Answer is yes to the backtesting and no to the 'just curve fitting'. If you are curve fitting it sounds like you are adjusting settings to try make a system work. Which is ok, but also has to be tested out of sample, right?

Second answer is that some things are not easily backtestable but still work.
When you do out-of-sample testing, do you use walk-forward analysis or something else?
 
Walk forward analysis is one way yes. It doesn't always have to be 'forward'. As long as you are dividing historical data into distinct parts that don't include the period you used to optimise. You could for example have a system optimised on this past year. But how about stress testing it? How would it have performed during 2007-2009 financial crisis? You want the strategy to still survive and work under different conditions.
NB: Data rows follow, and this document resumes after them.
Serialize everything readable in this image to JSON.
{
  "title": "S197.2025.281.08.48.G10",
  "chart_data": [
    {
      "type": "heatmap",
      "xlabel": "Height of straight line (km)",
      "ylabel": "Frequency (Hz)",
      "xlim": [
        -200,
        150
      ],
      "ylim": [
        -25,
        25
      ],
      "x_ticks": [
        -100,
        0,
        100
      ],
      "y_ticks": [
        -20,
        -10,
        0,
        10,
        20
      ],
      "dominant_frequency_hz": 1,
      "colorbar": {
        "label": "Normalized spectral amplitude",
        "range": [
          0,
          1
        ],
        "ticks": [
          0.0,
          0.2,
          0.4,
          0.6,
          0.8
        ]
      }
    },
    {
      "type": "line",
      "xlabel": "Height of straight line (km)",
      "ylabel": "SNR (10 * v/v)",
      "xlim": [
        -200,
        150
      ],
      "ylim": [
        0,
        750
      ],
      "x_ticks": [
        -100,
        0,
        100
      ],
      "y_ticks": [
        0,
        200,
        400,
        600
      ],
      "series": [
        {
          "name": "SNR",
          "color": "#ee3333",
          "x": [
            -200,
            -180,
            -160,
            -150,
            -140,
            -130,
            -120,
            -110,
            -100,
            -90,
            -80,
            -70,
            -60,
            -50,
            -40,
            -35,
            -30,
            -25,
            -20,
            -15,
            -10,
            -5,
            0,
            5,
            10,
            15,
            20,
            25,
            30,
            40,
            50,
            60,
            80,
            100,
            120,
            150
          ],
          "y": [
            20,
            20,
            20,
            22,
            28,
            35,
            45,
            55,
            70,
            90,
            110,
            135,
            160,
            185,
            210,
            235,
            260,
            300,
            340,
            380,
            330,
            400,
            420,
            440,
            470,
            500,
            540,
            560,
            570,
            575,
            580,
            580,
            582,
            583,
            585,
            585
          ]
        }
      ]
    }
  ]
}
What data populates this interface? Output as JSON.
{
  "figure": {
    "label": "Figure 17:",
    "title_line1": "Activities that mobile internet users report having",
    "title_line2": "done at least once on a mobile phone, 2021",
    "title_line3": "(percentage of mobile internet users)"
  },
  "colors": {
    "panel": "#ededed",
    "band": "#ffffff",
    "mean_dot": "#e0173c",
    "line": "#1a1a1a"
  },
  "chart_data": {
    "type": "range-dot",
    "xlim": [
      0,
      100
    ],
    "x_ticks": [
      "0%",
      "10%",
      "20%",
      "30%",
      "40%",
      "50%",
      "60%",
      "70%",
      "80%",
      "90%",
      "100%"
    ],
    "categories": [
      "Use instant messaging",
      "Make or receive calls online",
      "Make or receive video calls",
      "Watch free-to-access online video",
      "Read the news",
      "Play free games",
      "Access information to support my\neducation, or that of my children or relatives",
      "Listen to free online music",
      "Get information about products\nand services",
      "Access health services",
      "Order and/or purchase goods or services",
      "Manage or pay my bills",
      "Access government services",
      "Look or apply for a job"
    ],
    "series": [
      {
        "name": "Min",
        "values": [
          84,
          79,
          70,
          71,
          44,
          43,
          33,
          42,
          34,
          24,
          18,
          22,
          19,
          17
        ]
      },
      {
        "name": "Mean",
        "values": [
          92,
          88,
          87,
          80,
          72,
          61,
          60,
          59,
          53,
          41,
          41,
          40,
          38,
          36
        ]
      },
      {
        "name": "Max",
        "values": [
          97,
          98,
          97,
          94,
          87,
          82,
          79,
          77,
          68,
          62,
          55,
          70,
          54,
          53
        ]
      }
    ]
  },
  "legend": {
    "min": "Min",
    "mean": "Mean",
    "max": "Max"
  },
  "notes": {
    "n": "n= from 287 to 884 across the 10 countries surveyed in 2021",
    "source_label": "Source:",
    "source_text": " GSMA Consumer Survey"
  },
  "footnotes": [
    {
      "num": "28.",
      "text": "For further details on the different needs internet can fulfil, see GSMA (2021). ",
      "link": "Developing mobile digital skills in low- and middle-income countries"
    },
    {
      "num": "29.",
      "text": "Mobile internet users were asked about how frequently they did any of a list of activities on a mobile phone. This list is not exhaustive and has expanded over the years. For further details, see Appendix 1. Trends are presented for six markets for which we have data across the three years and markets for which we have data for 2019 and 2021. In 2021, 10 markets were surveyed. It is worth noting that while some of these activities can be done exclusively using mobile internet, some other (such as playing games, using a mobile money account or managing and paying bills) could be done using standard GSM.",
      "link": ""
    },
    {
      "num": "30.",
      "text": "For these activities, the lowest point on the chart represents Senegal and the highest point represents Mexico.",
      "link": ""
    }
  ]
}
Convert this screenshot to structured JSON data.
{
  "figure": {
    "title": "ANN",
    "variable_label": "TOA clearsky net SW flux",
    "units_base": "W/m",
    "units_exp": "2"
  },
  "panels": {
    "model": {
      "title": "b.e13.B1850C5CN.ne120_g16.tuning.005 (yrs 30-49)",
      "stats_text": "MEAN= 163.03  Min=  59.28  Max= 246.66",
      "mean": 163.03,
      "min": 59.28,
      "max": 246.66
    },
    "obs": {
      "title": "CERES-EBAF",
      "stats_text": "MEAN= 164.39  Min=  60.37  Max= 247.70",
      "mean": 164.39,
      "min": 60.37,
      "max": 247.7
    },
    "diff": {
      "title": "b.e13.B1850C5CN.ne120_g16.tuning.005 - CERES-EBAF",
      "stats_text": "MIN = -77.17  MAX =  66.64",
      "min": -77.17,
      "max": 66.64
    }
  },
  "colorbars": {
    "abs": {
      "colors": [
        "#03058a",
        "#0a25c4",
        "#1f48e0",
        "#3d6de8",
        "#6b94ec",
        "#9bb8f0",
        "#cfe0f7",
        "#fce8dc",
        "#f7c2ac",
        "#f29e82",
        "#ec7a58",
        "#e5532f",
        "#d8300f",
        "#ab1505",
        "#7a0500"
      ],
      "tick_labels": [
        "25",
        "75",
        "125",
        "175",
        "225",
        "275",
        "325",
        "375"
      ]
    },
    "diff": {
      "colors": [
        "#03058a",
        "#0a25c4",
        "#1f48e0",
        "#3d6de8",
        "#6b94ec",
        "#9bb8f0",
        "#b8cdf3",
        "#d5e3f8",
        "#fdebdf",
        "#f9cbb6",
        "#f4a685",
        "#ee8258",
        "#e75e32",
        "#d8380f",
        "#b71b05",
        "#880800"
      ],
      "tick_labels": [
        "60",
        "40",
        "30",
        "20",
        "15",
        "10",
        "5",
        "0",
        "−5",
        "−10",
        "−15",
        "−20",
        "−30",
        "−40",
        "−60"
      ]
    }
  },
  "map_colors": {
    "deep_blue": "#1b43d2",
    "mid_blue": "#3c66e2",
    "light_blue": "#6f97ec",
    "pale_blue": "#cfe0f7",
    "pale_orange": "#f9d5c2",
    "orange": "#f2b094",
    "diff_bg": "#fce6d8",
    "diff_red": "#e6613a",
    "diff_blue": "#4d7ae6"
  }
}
I am not a fan of curve fitting at all though. I think it gives a false sense of edge. Conceptually it doesn't seem like a good idea either, but each to their own. There is something to adapting a strategy to recent conditions, but I've personally only found it useful to adapt to volatility, or sometimes just to step away if the news is a bit wild.

Irrespective of all of that, the one thing that matters is actually trading it for real (do it in the minimum size possible at first), and see how it performs. So many things come up in real trading, lots of slippage, orders that you think would get filled but don't, overnight fees, widened spreads etc.

Best of luck
 
It makes little sense to backtest more than 2 years back, depending of the timeframe. It makes not sense to make an automated strategy in higher timeframes than 1 hour, even above 15 minutes, definitely not using daily bars.

The recent data is the most important, since they show if the strategy works right now. Forward testing is also a curve fitting, actually the longer you forward test a working strategy, the higher probability it will stop working.

Which is why you cannot operationally develop any kind of strategy using daily bars - it will take years to forward test it, or test if it is doing what it is supposed to do.

You would test the strategy in different ways for robustness etc, but set it live immediately.
 
It makes little sense to backtest more than 2 years back, depending of the timeframe. It makes not sense to make an automated strategy in higher timeframes than 1 hour, even above 15 minutes, definitely not using daily bars.

The recent data is the most important, since they show if the strategy works right now. Forward testing is also a curve fitting, actually the longer you forward test a working strategy, the higher probability it will stop working.

Which is why you cannot operationally develop any kind of strategy using daily bars - it will take years to forward test it, or test if it is doing what it is supposed to do.

You would test the strategy in different ways for robustness etc, but set it live immediately.
🙁
 
Slippage, missed fills, fees—those things just don’t show up on backtests. Curious though—how far back do you guys usually test when optimizing?